Nos detuvimos en una rampa de Pedrosa para estirar un poco las piernas. Todos llevábamos kayaks de mar tradicionales (de expedición) de los que tienen bañera en la que hay que introducir medio cuerpo. J con su Omei de hace varias décadas, un barco muy estable y seguro. T con una recién adquirida Román básica en equipamiento, pero con un excelente casco que, gracias a su popa en forma de quilla marcada, resulta muy fácil de dirigir. Casi lo estaba estrenando, fue una compra económica que le gestioné a través del club de “aguas tranquilas” al que pertenezco. P llevaba un barco idéntico en casco, aunque con el hueco de la bañera más reducido. El barco es más antiguo (fue mi primer kayak de mar) aunque está muy bien equipado. Todos estos de fibra de vidrio. En cuanto a mí, remaba sobre una Fun-Run Spartan que adquirí hace no mucho de segunda mano. Un barco ligero porque está hecho de combinación de kevlar y carbono. Un kayak estrecho y corto, algo pequeño para mí, pero en el que me siento muy cómodo.

Acceso a la Isla de Pedrosa a través del embarcadero del teatro.


Dique que comunica la Isla con la línea oriental de costa. Es artificial. A la izquierda son aguas de la Bahía, a la derecha empantanadas. La montaña al fondo es Peña Cabarga.

La historia de la Isla de Pedrosa no tiene desperdicio. En 1838 se solicitó el establecimiento de un lazareto que sirviera de espacio de cuarentena para las gentes que, procedentes del mar, pudieran realizarlas ante posibles riesgos de traer consigo algún tipo de enfermedad contagiosa (y nosotros, en pleno siglo XXI, pensábamos que este tipo de prevenciones eran cosa del pasado, útiles para ambientar novelas históricas). En realidad, comenzó a funcionar en 1869 y tiempo después (1909) pasó a ser un sanatorio marítimo de ámbito nacional, especializado en patologías óseas y, muy especialmente, tuberculosis.

«Corría el año 1914 cuando una Real Orden de Alfonso XIII determina que el lugar pasa a convertirse en un centro preventivo y terapéutico con carácter nacional para enfermedades óseas y tuberculosas. Pasó a denominarse Sanatorio Marítimo de Pedrosa al cual le correspondían los enfermos de las actuales provincias de Cantabria, Asturias, Palencia, Valladolid, Ávila, Segovia, Madrid, Burgos, Soria, La Rioja, Navarra, Álava, Guipúzcoa y Vizcaya. El hospital llegó a tener 600 camas y hacia el año 1975 aún tenía 250 camas.
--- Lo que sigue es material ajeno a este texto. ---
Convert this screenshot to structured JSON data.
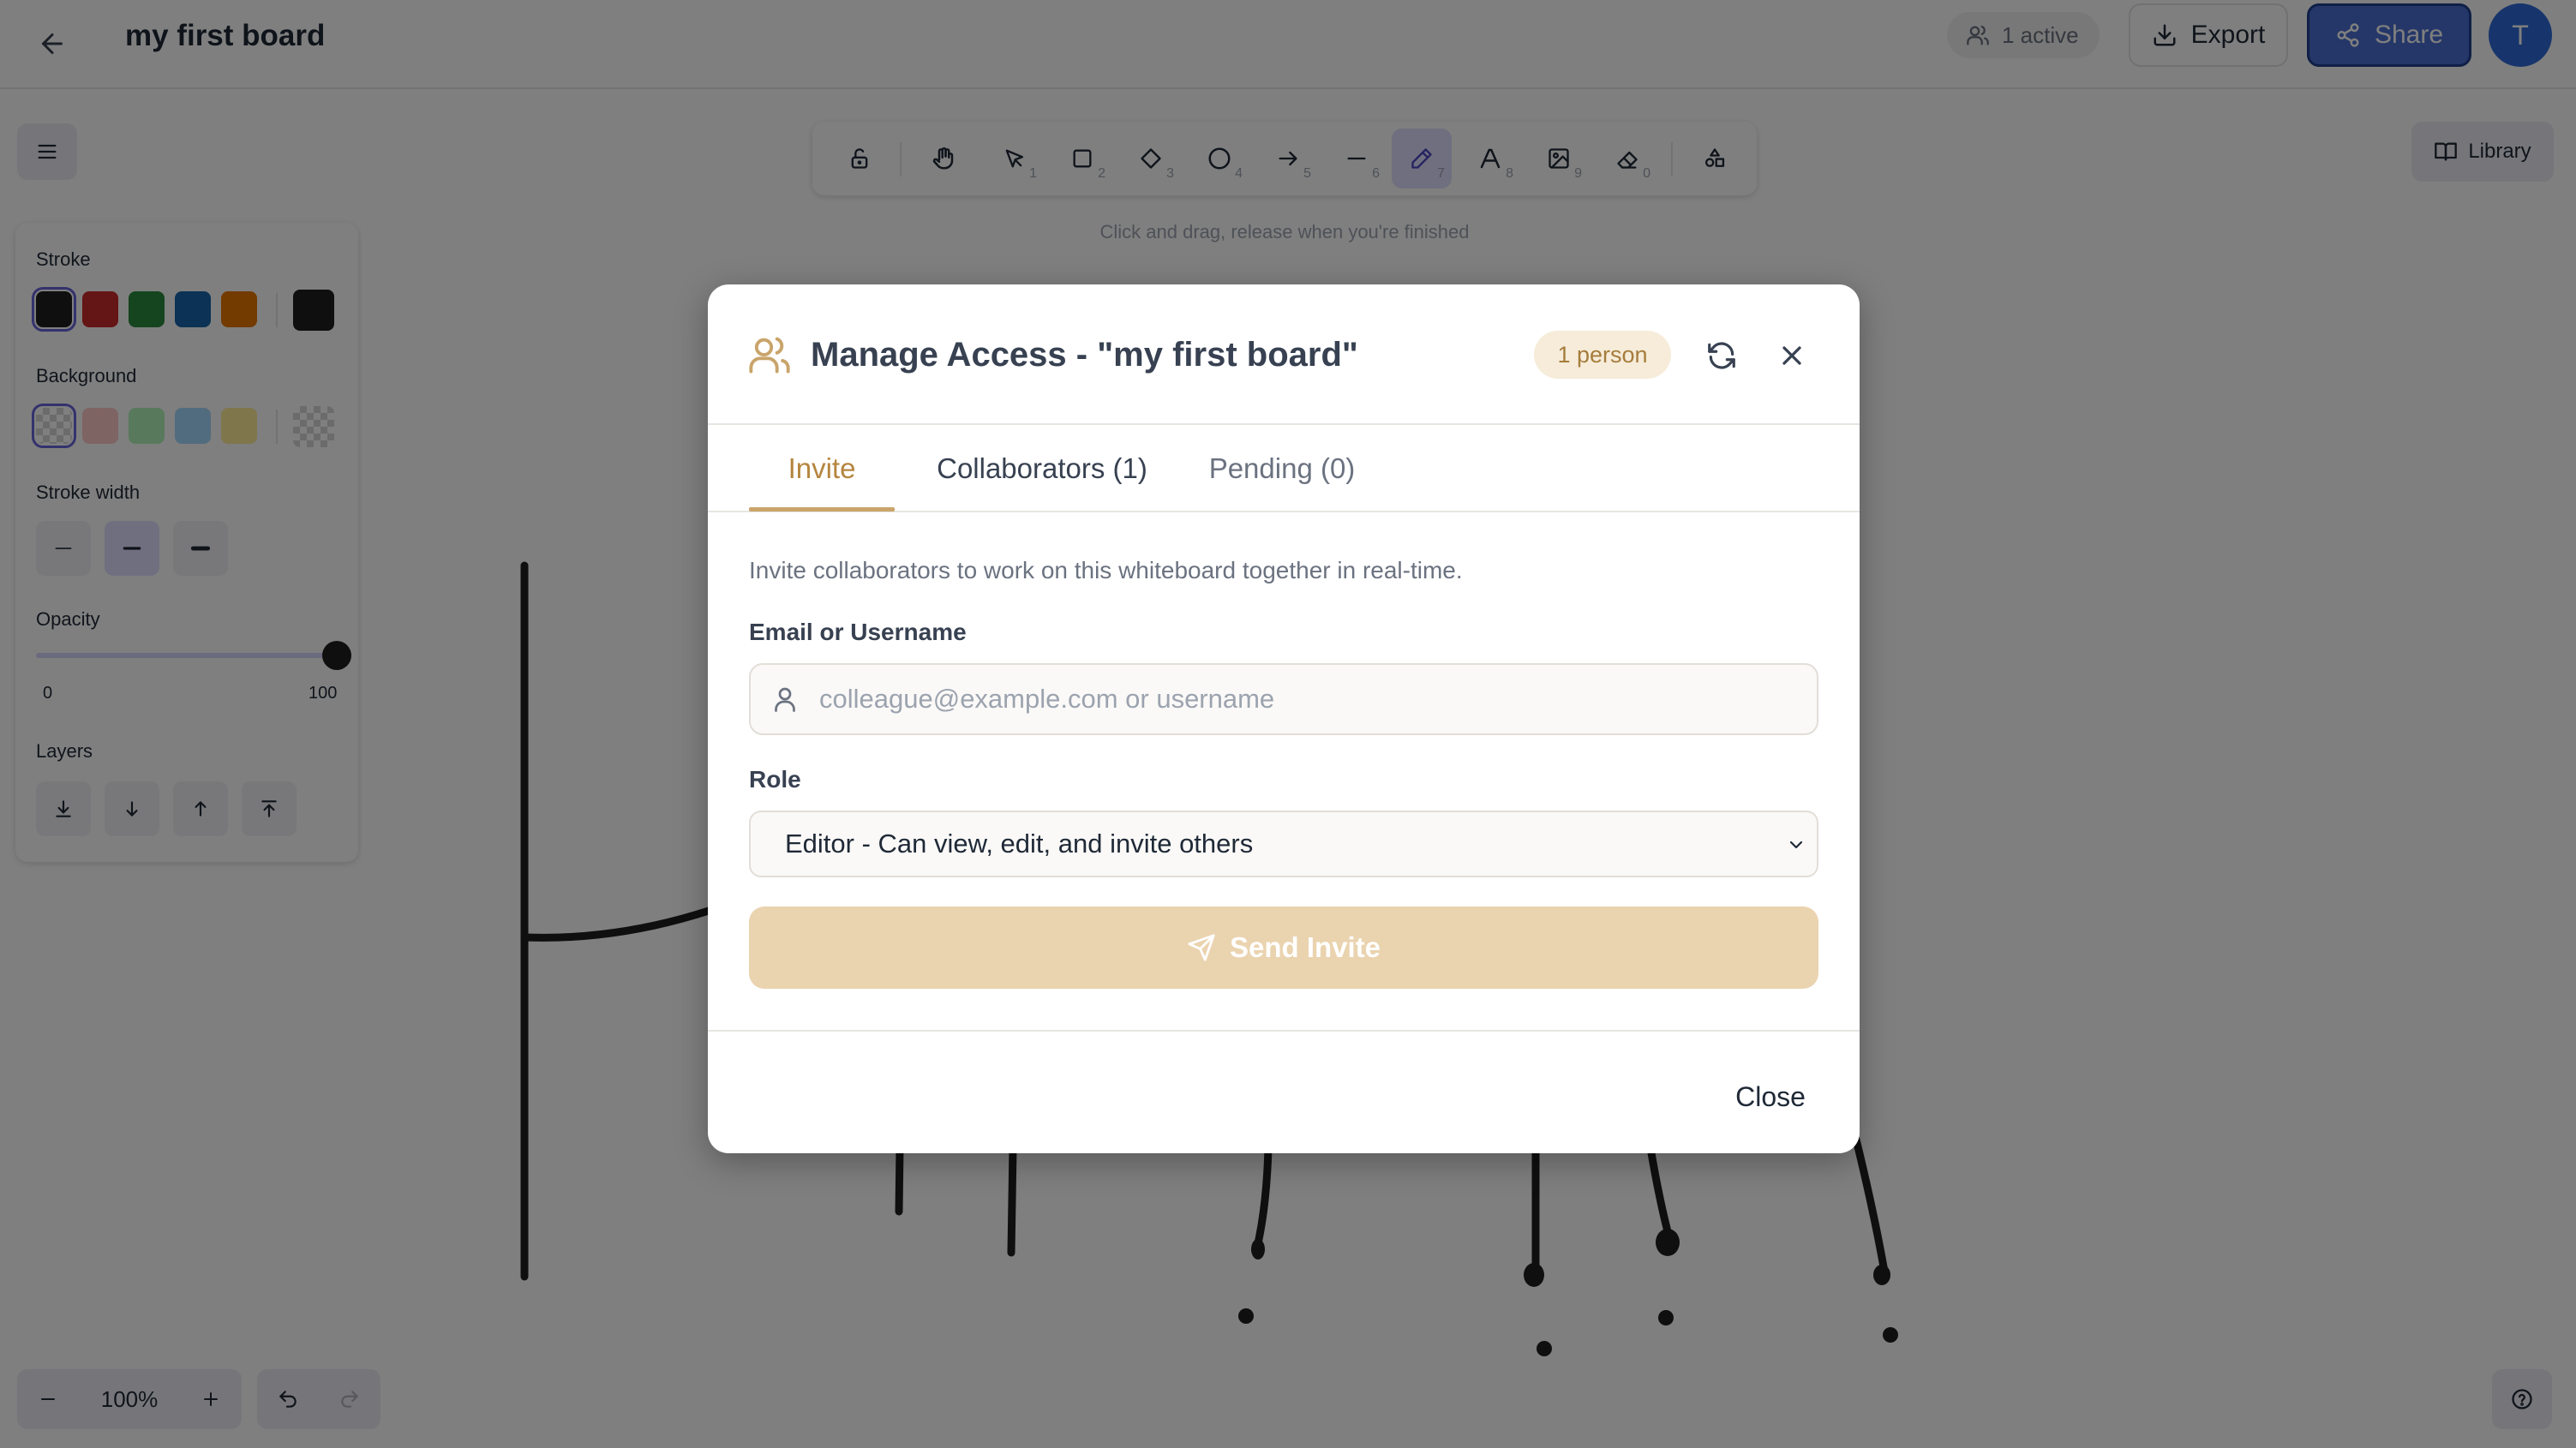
{
  "header": {
    "title": "my first board",
    "active_label": "1 active",
    "export_label": "Export",
    "share_label": "Share",
    "avatar_initial": "T"
  },
  "toolbar": {
    "tools": [
      {
        "name": "lock",
        "icon": "lock-icon",
        "shortcut": ""
      },
      {
        "name": "hand",
        "icon": "hand-icon",
        "shortcut": ""
      },
      {
        "name": "selection",
        "icon": "pointer-icon",
        "shortcut": "1"
      },
      {
        "name": "rectangle",
        "icon": "square-icon",
        "shortcut": "2"
      },
      {
        "name": "diamond",
        "icon": "diamond-icon",
        "shortcut": "3"
      },
      {
        "name": "ellipse",
        "icon": "circle-icon",
        "shortcut": "4"
      },
      {
        "name": "arrow",
        "icon": "arrow-right-icon",
        "shortcut": "5"
      },
      {
        "name": "line",
        "icon": "line-icon",
        "shortcut": "6"
      },
      {
        "name": "draw",
        "icon": "pencil-icon",
        "shortcut": "7",
        "active": true
      },
      {
        "name": "text",
        "icon": "text-icon",
        "shortcut": "8"
      },
      {
        "name": "image",
        "icon": "image-icon",
        "shortcut": "9"
      },
      {
        "name": "eraser",
        "icon": "eraser-icon",
        "shortcut": "0"
      },
      {
        "name": "extra-tools",
        "icon": "shapes-icon",
        "shortcut": ""
      }
    ],
    "hint": "Click and drag, release when you're finished"
  },
  "library_label": "Library",
  "properties": {
    "stroke_label": "Stroke",
    "stroke_colors": [
      "#1e1e1e",
      "#e03131",
      "#2f9e44",
      "#1971c2",
      "#f08c00"
    ],
    "stroke_current": "#1e1e1e",
    "background_label": "Background",
    "background_colors": [
      "transparent",
      "#ffc9c9",
      "#b2f2bb",
      "#a5d8ff",
      "#ffec99"
    ],
    "background_current": "transparent",
    "stroke_width_label": "Stroke width",
    "opacity_label": "Opacity",
    "opacity_min": "0",
    "opacity_max": "100",
    "opacity_value": 100,
    "layers_label": "Layers"
  },
  "zoom": {
    "value": "100%"
  },
  "modal": {
    "title": "Manage Access - \"my first board\"",
    "person_badge": "1 person",
    "tabs": [
      {
        "label": "Invite",
        "active": true
      },
      {
        "label": "Collaborators (1)"
      },
      {
        "label": "Pending (0)"
      }
    ],
    "description": "Invite collaborators to work on this whiteboard together in real-time.",
    "email_label": "Email or Username",
    "email_value": "",
    "email_placeholder": "colleague@example.com or username",
    "role_label": "Role",
    "role_selected": "Editor - Can view, edit, and invite others",
    "send_label": "Send Invite",
    "close_label": "Close"
  },
  "colors": {
    "accent": "#b5853e",
    "send_button_disabled": "#ead3af",
    "share_button": "#4a6fd0",
    "tool_active": "#e0dfff"
  }
}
Durante décadas ingresaron enfermos con cuadros tuberculosos óseos o articulares, sin olvidar casos de parálisis infantil y reumatismo de las articulaciones.

El hospital se estructuró en tres pabellones (el de Pezuela, el de la Reina Victoria Eugenia y el de la Infanta Beatriz) y contó con el material técnico y científico más moderno del momento. Ya en 1928 se construyó otro pabellón conocido como el de Maria Luisa o la Picota destinado a rehabilitación, consultas y gimnasio gracias a la donación de Maria Luisa Gómez Pelayo, sobrina del Marqués de Valdecilla y que fue inaugurado por el Rey Alfonso XIII». (elrinconzuco.es).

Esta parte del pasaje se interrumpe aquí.